(Reuters) – Former President Donald Trump had promised to weigh in on the Republican nomination for the Missouri Senate race, hotly contested between Eric Greitens, former state governor, and Eric Schmitt, the State Attorney General.
On Monday, the eve of the primary, Trump stunned political watchers by issuing a highly unusual statement simply endorsing “Eric,” suggesting he was hedging his bets between the two candidates.
“We need a person who will not back down to the Radical Left Lunatics who are destroying our Country,” Trump said in the statement. “I am therefore proud to announce that ERIC has my Complete and Total Endorsement!”
Asked for clarification on whom Trump was endorsing, spokesperson Taylor Budowich said the statement “speaks for itself.”
A Missouri Republican political operative told Reuters it was “clearly a dual endorsement.”
Both Greitens and Schmitt, however, claimed Trump’s endorsement in Tweets sent just minutes apart.
“I’m honored to receive President Trump’s endorsement,” Greitens said first, adding criticism of his rival: “President Trump said it best when he characterized Schmitt’s campaign as ‘great dishonesty in politics.'”
Some 11 minutes later, Schmitt posted that he was “grateful” for Trump’s endorsement. “I’ll take that fight to the Senate to SAVE AMERICA!” he added, parroting Trump’s slogan.
Trump, who has become a kingmaker in the Republican Party during primaries for the November midterm elections, has endorsed some 200 candidates in 2022, with mixed results in states including Ohio, Pennsylvania and North Carolina.

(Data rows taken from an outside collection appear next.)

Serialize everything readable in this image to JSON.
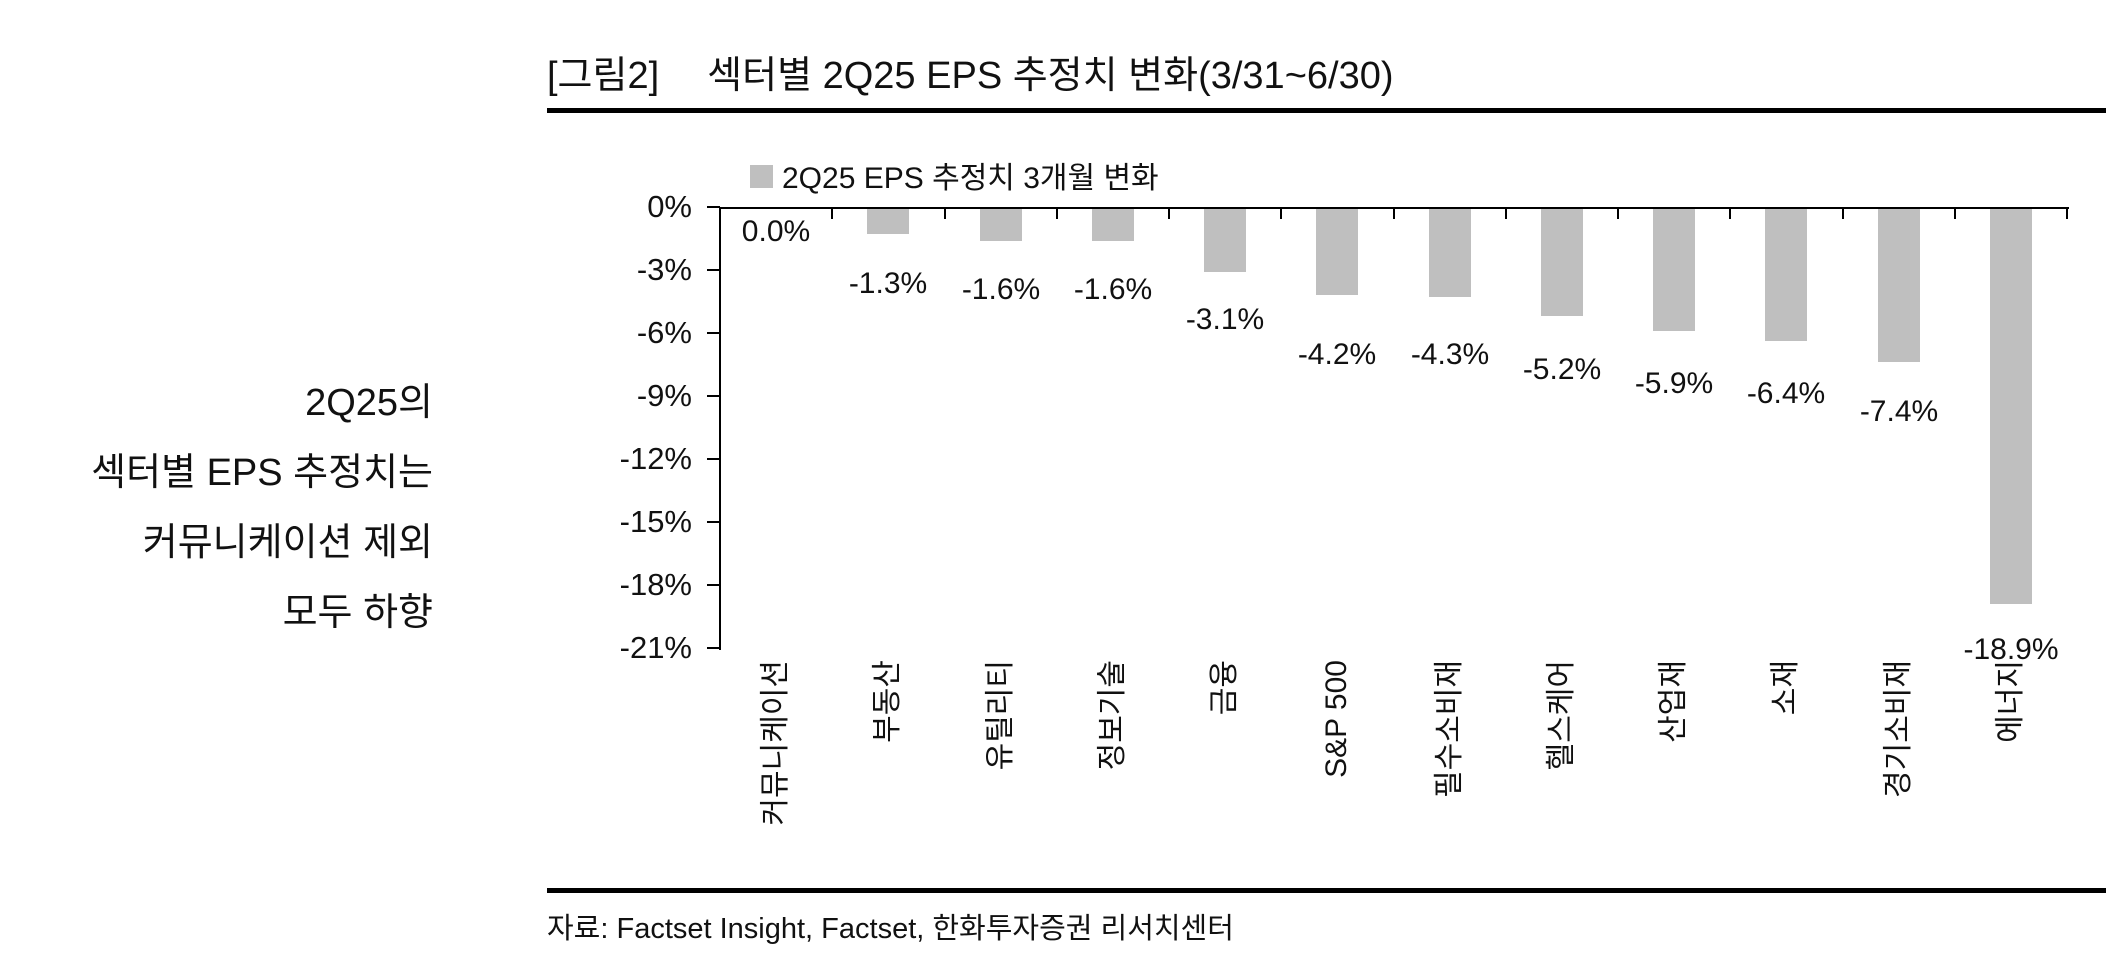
{
  "figure": {
    "tag": "[그림2]",
    "title": "섹터별 2Q25 EPS 추정치 변화(3/31~6/30)"
  },
  "commentary": {
    "lines": [
      "2Q25의",
      "섹터별 EPS 추정치는",
      "커뮤니케이션 제외",
      "모두 하향"
    ]
  },
  "legend": {
    "label": "2Q25 EPS 추정치 3개월 변화"
  },
  "source": "자료: Factset Insight, Factset, 한화투자증권 리서치센터",
  "colors": {
    "bar": "#BFBFBF",
    "axis": "#000000",
    "text": "#111111"
  },
  "chart_data": {
    "type": "bar",
    "title": "2Q25 EPS 추정치 3개월 변화",
    "categories": [
      "커뮤니케이션",
      "부동산",
      "유틸리티",
      "정보기술",
      "금융",
      "S&P 500",
      "필수소비재",
      "헬스케어",
      "산업재",
      "소재",
      "경기소비재",
      "에너지"
    ],
    "values": [
      0.0,
      -1.3,
      -1.6,
      -1.6,
      -3.1,
      -4.2,
      -4.3,
      -5.2,
      -5.9,
      -6.4,
      -7.4,
      -18.9
    ],
    "labels": [
      "0.0%",
      "-1.3%",
      "-1.6%",
      "-1.6%",
      "-3.1%",
      "-4.2%",
      "-4.3%",
      "-5.2%",
      "-5.9%",
      "-6.4%",
      "-7.4%",
      "-18.9%"
    ],
    "unit": "%",
    "xlabel": "",
    "ylabel": "",
    "y_ticks": [
      "0%",
      "-3%",
      "-6%",
      "-9%",
      "-12%",
      "-15%",
      "-18%",
      "-21%"
    ],
    "ylim": [
      0,
      -21
    ],
    "grid": false,
    "legend_position": "top-left"
  }
}
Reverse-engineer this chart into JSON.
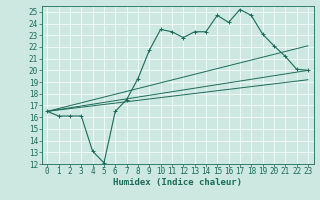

But Trump, who is weighing another White House run in 2024, regularly frames his endorsements as hugely successful, raising the question of whether he was trying to protect his record through the dual endorsement.
“Trump’s really worried about taking a loss on this one,” the Republican Accountability Project, a conservative anti-Trump group, said on Twitter.
To be sure, there is one candidate Trump definitely did not endorse: Representative Vicky Hartzler, who is also running for the Republican nomination for Senate in Tuesday’s primary.